The `input_partition_dims=[2,2]` parameter creates a 2×2 spatial partition, mapping model layers across the TPU cores in a grid pattern to accommodate parameters that exceed individual HBM capacity.

## Summary

- **Configuration is flag-driven**: Device selection happens through `distribution_strategy`, `num_gpus`, and `tpu` flags defined in [`official/common/flags.py`](https://github.com/tensorflow/models/blob/main/official/common/flags.py).
- **Factory pattern centralizes logic**: `get_distribution_strategy()` in [`official/common/distribute_utils.py`](https://github.com/tensorflow/models/blob/main/official/common/distribute_utils.py) returns the appropriate `tf.distribute.Strategy` for CPU, GPU, or TPU hardware.
- **Spatial partitioning requires TPU**: Advanced model parallelism is handled by `create_distribution_strategy()` in [`official/vision/train_spatial_partitioning.py`](https://github.com/tensorflow/models/blob/main/official/vision/train_spatial_partitioning.py), which builds custom `DeviceAssignment` objects.
- **Strategy scope is mandatory**: All training scripts wrap model creation in `with distribution_strategy.scope():` to ensure variables are placed on target accelerators.
- **Multi-worker uses TF_CONFIG**: Distributed CPU/GPU training relies on environment variables to configure `MultiWorkerMirroredStrategy` automatically.

## Frequently Asked Questions

### What is the difference between `mirrored` and `multi_worker_mirrored` strategies?

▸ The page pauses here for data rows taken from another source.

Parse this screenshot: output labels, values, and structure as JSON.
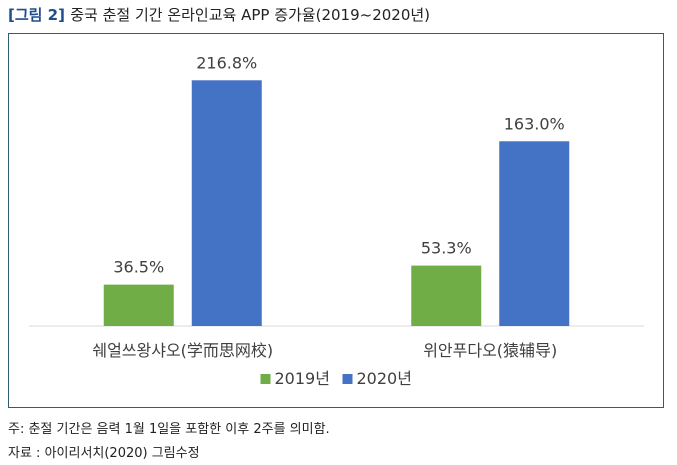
{
  "figure": {
    "tag": "[그림 2]",
    "title": "중국 춘절 기간 온라인교육 APP 증가율(2019~2020년)"
  },
  "chart_data": {
    "type": "bar",
    "categories": [
      "쉐얼쓰왕샤오(学而思网校)",
      "위안푸다오(猿辅导)"
    ],
    "series": [
      {
        "name": "2019년",
        "values": [
          36.5,
          53.3
        ],
        "labels": [
          "36.5%",
          "53.3%"
        ],
        "color": "#70ad47"
      },
      {
        "name": "2020년",
        "values": [
          216.8,
          163.0
        ],
        "labels": [
          "216.8%",
          "163.0%"
        ],
        "color": "#4472c4"
      }
    ],
    "ylim": [
      0,
      240
    ],
    "grid": false,
    "legend": "bottom"
  },
  "notes": {
    "note": "주: 춘절 기간은 음력 1월 1일을 포함한 이후 2주를 의미함.",
    "source": "자료 : 아이리서치(2020) 그림수정"
  }
}
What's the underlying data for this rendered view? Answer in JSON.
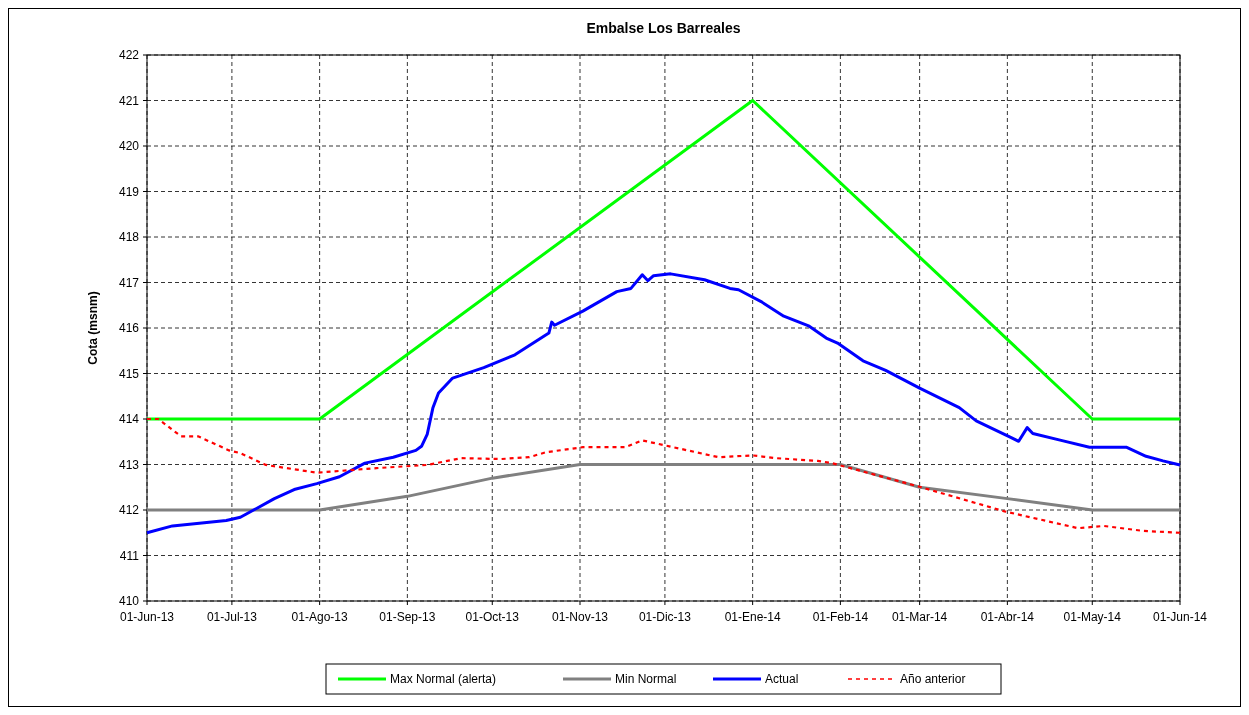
{
  "chart_data": {
    "type": "line",
    "title": "Embalse Los Barreales",
    "ylabel": "Cota (msnm)",
    "xlim": [
      "2013-06-01",
      "2014-06-01"
    ],
    "xticks": [
      {
        "value": "2013-06-01",
        "label": "01-Jun-13"
      },
      {
        "value": "2013-07-01",
        "label": "01-Jul-13"
      },
      {
        "value": "2013-08-01",
        "label": "01-Ago-13"
      },
      {
        "value": "2013-09-01",
        "label": "01-Sep-13"
      },
      {
        "value": "2013-10-01",
        "label": "01-Oct-13"
      },
      {
        "value": "2013-11-01",
        "label": "01-Nov-13"
      },
      {
        "value": "2013-12-01",
        "label": "01-Dic-13"
      },
      {
        "value": "2014-01-01",
        "label": "01-Ene-14"
      },
      {
        "value": "2014-02-01",
        "label": "01-Feb-14"
      },
      {
        "value": "2014-03-01",
        "label": "01-Mar-14"
      },
      {
        "value": "2014-04-01",
        "label": "01-Abr-14"
      },
      {
        "value": "2014-05-01",
        "label": "01-May-14"
      },
      {
        "value": "2014-06-01",
        "label": "01-Jun-14"
      }
    ],
    "ylim": [
      410,
      422
    ],
    "yticks": [
      410,
      411,
      412,
      413,
      414,
      415,
      416,
      417,
      418,
      419,
      420,
      421,
      422
    ],
    "grid": true,
    "legend": "bottom",
    "marker": "none",
    "series": [
      {
        "name": "Max Normal (alerta)",
        "color": "#00ff00",
        "line_style": "solid",
        "x": [
          "2013-06-01",
          "2013-08-01",
          "2014-01-01",
          "2014-05-01",
          "2014-06-01"
        ],
        "values": [
          414,
          414,
          421,
          414,
          414
        ]
      },
      {
        "name": "Min Normal",
        "color": "#808080",
        "line_style": "solid",
        "x": [
          "2013-06-01",
          "2013-08-01",
          "2013-09-01",
          "2013-10-01",
          "2013-11-01",
          "2014-02-01",
          "2014-03-01",
          "2014-04-01",
          "2014-05-01",
          "2014-06-01"
        ],
        "values": [
          412,
          412,
          412.3,
          412.7,
          413,
          413,
          412.5,
          412.25,
          412,
          412
        ]
      },
      {
        "name": "Actual",
        "color": "#0000ff",
        "line_style": "solid",
        "x": [
          "2013-06-01",
          "2013-06-10",
          "2013-06-29",
          "2013-07-04",
          "2013-07-09",
          "2013-07-16",
          "2013-07-23",
          "2013-07-31",
          "2013-08-08",
          "2013-08-17",
          "2013-08-27",
          "2013-09-04",
          "2013-09-06",
          "2013-09-08",
          "2013-09-10",
          "2013-09-12",
          "2013-09-17",
          "2013-09-28",
          "2013-10-09",
          "2013-10-21",
          "2013-10-22",
          "2013-10-23",
          "2013-11-02",
          "2013-11-14",
          "2013-11-19",
          "2013-11-23",
          "2013-11-25",
          "2013-11-27",
          "2013-12-03",
          "2013-12-15",
          "2013-12-24",
          "2013-12-27",
          "2014-01-04",
          "2014-01-12",
          "2014-01-21",
          "2014-01-27",
          "2014-01-31",
          "2014-02-09",
          "2014-02-17",
          "2014-03-01",
          "2014-03-15",
          "2014-03-21",
          "2014-04-02",
          "2014-04-05",
          "2014-04-08",
          "2014-04-10",
          "2014-04-20",
          "2014-04-30",
          "2014-05-13",
          "2014-05-20",
          "2014-05-26",
          "2014-06-01"
        ],
        "values": [
          411.5,
          411.65,
          411.77,
          411.84,
          412.01,
          412.25,
          412.45,
          412.58,
          412.73,
          413.03,
          413.16,
          413.31,
          413.4,
          413.66,
          414.24,
          414.57,
          414.9,
          415.13,
          415.41,
          415.89,
          416.13,
          416.06,
          416.37,
          416.8,
          416.87,
          417.17,
          417.04,
          417.15,
          417.19,
          417.06,
          416.87,
          416.84,
          416.58,
          416.26,
          416.04,
          415.78,
          415.67,
          415.28,
          415.07,
          414.68,
          414.25,
          413.96,
          413.6,
          413.51,
          413.81,
          413.68,
          413.53,
          413.38,
          413.38,
          413.18,
          413.08,
          412.99
        ]
      },
      {
        "name": "Año anterior",
        "color": "#ff0000",
        "line_style": "dashed",
        "x": [
          "2013-06-01",
          "2013-06-05",
          "2013-06-13",
          "2013-06-19",
          "2013-06-30",
          "2013-07-04",
          "2013-07-13",
          "2013-07-31",
          "2013-08-21",
          "2013-09-08",
          "2013-09-20",
          "2013-10-04",
          "2013-10-14",
          "2013-10-20",
          "2013-11-02",
          "2013-11-17",
          "2013-11-23",
          "2013-12-01",
          "2013-12-20",
          "2014-01-01",
          "2014-01-09",
          "2014-01-24",
          "2014-01-29",
          "2014-03-01",
          "2014-03-31",
          "2014-04-26",
          "2014-05-05",
          "2014-05-19",
          "2014-06-01"
        ],
        "values": [
          414,
          414,
          413.62,
          413.62,
          413.31,
          413.25,
          412.99,
          412.82,
          412.92,
          412.99,
          413.14,
          413.12,
          413.16,
          413.27,
          413.38,
          413.38,
          413.53,
          413.42,
          413.16,
          413.2,
          413.14,
          413.08,
          413.03,
          412.51,
          411.97,
          411.6,
          411.65,
          411.54,
          411.5
        ]
      }
    ]
  }
}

**`mirrored`** creates a `tf.distribute.MirroredStrategy` that handles multiple GPUs on a single machine, while **`multi_worker_mirrored`** instantiates `tf.distribute.experimental.MultiWorkerMirroredStrategy` to synchronize gradients across multiple physical hosts. Use `mirrored` for single-node multi-GPU setups and `multi_worker_mirrored` when distributing across a cluster with the `TF_CONFIG` environment variable set.

### How does spatial partitioning work on TPUs?

**Spatial partitioning** splits a single model across multiple TPU cores using `tf.tpu.experimental.DeviceAssignment`. When you provide `input_partition_dims` (e.g., `[2,2]`), the code in [`official/vision/train_spatial_partitioning.py`](https://github.com/tensorflow/models/blob/main/official/vision/train_spatial_partitioning.py) calculates a computation shape that maps different layers or operations to specific cores in the TPU mesh, enabling training of models that exceed the memory capacity of a single core.

### Can I use the same training script for CPU, GPU, and TPU without code changes?

**Yes.** The TensorFlow Models repository abstracts device specifics through the distribution strategy factory. By changing only the command-line flags (`--distribution_strategy`, `--num_gpus`, `--tpu`), the same training entry point (such as [`official/vision/train_spatial_partitioning.py`](https://github.com/tensorflow/models/blob/main/official/vision/train_spatial_partitioning.py)) automatically configures the appropriate hardware backend and enters the correct strategy scope before building the model graph.

### What happens if I set `--num_gpus=0` with `--distribution_strategy=mirrored`?

**The factory creates a CPU-only `MirroredStrategy`.** In [`distribute_utils.py`](https://github.com/tensorflow/models/blob/main/distribute_utils.py), the code checks `if num_gpus == 0` and sets the device list to `["device:CPU:0"]`, effectively placing all operations on the host CPU even though the strategy type is nominally "mirrored." This is useful for debugging or training small models without accelerator hardware.